Direkte Strömungsmessungen unter Federführung des IFM-GEOMAR am Ausgang der Labradorsee sowie östlich der Karibik, also nördlich bzw. südlich der von Bryden analysierten Breite (25°N), weisen zwar große Schwankungen auf Zeitskalen von Wochen und Monaten auf, aber keine dramatischen langfristigen Trends, die Bryden’s Schlussfolgerungen unterstützen würden. Auch alle Klimamodelle, die weltweit für den nächsten Bericht des IPCC (Intergovernmental Panel on Climate Change) gerechnet wurden, zeigen eine eher moderate Abschwächung des Golfstroms bis 2100, selbst unter stark erhöhten Treibhausgaskonzentrationen. Wichtig in diesem Zusammenhang ist die Tatsache, dass alle Modelle für den Bereich des Nordatlantiks eine Erwärmung zeigen, obwohl einige von ihnen eine deutliche Abnahme des Golfstroms um bis zu 40% simulieren. Demnach „gewinnt“ in allen Modellen die Erwärmung infolge des anthropogenen Ausstoßes von Treibhausgasen über die Abkühlung durch den sich abschwächenden Golfstrom.
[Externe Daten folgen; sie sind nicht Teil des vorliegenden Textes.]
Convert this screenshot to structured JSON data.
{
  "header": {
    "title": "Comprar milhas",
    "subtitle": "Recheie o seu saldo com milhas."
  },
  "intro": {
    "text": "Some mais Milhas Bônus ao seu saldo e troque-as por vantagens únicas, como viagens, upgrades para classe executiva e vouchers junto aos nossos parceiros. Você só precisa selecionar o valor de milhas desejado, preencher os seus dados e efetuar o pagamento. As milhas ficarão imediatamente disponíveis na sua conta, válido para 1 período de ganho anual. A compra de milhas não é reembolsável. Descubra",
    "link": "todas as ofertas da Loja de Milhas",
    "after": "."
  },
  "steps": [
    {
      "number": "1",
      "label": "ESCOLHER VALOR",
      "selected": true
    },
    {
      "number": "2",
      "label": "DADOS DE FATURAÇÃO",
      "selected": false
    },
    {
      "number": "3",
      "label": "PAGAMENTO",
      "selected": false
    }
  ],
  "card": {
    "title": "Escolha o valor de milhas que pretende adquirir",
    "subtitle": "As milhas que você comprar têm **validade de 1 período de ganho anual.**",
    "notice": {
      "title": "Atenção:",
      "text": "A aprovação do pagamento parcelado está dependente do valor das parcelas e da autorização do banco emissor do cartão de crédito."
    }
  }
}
Diese unterschiedlichen Befunde zeigen sehr deutlich, dass es bezüglich der Quantifizierung von Änderungen im nordatlantischen Zirkulationssystem nach wie vor dringenden Forschungsbedarf gibt. Die ozeanographischen Institute in Deutschland entwickeln derzeit gemeinsam ein ambitioniertes Verbundprojekt, in dem es um einen konzertierten Einsatz neuer technologischer Entwicklungen, vor allem autonomer Messsysteme, und ihre systematische Verknüpfung mit realistischen Modellrechnungen geht. Nur mittels einer solchen Daten-Modell-Synthese wird sich ein "Frühwarnsystem" entwickeln lassen, das mögliche (Klima-)Trends von kurzfristigen natürlichen Schwankungen zu trennen vermag und belastbare Aussagen zum Ozean der Zukunft ermöglicht.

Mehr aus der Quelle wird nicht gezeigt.